Вопрос был, скорее, риторический.

– Да, это мой внук, – подтвердил сеньор Раньери. – Он не в особом расположении духа, да и сам по себе не очень разговорчив, так что нет смысла пытаться поговорить с ним.

Как точно было подмечено. Признаться, Юлиан был бы очень признателен, если бы с ним и впрямь никто не разговаривал, но джентльмена в шляпе было не остановить.

– Очень приятно познакомиться, мистер Мерлин! – протянул ему руку джентльмен. – Меня зовут Гарри Уинслоу, я представляю интересы сеньора Раньери в Лондоне.

«А ещё сеньор Раньери главный источник твоих доходов» – подумал Юлиан, пожимая руку своему новому знакомому. «Наверное, поэтому ты столь усиленно…».

Вслух он этого говорить не стал, и не стоит лишний раз объяснять, почему.

– Как вам Лондон? – поинтересовался Уинслоу у Юлиана.
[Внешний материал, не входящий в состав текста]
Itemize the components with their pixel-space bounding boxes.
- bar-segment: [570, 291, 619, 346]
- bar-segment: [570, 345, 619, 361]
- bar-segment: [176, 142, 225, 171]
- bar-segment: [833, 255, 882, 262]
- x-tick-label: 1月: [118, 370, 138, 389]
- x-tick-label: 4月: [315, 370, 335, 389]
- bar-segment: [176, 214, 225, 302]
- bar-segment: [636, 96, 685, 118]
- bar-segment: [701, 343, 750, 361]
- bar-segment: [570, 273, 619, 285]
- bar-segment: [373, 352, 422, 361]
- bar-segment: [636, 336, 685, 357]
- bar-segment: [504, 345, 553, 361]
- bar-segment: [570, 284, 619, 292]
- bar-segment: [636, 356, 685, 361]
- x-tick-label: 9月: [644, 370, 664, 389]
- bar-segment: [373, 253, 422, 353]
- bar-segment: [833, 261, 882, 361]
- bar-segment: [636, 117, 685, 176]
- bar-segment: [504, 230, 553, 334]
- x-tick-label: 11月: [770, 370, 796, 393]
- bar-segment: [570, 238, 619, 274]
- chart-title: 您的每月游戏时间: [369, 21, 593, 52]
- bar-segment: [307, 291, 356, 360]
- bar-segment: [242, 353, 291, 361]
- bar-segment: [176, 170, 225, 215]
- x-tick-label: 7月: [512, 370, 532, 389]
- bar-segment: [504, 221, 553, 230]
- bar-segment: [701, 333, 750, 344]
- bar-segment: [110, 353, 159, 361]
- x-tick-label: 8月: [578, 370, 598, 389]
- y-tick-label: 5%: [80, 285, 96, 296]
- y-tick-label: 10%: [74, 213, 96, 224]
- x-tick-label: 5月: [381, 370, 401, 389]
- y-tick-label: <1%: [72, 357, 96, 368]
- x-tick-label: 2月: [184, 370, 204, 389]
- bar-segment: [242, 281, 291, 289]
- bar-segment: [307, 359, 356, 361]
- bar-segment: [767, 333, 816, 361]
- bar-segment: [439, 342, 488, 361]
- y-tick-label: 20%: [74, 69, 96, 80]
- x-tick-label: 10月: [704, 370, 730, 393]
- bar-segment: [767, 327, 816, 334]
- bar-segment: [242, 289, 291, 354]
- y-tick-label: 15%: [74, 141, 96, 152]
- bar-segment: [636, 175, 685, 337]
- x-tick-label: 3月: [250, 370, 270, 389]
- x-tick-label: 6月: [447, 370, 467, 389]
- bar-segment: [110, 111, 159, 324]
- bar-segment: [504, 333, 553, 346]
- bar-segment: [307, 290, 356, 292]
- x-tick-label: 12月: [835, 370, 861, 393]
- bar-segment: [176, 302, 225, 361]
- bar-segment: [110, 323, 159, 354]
– Довольно мерзко, – сказал юноша, сам не поняв, говорит он это серьезно или нет.

Дед окинул его презрительным взглядом, да и сам Уинслоу явно ожидал другого ответа.

Зависнув на пару секунд, джентльмен широко улыбнулся и выпалил:

– Признаться, я и сам не в восторге. Весь Лондон – это десятки оттенков серого, даже, несмотря на то, что сейчас зимняя ночь.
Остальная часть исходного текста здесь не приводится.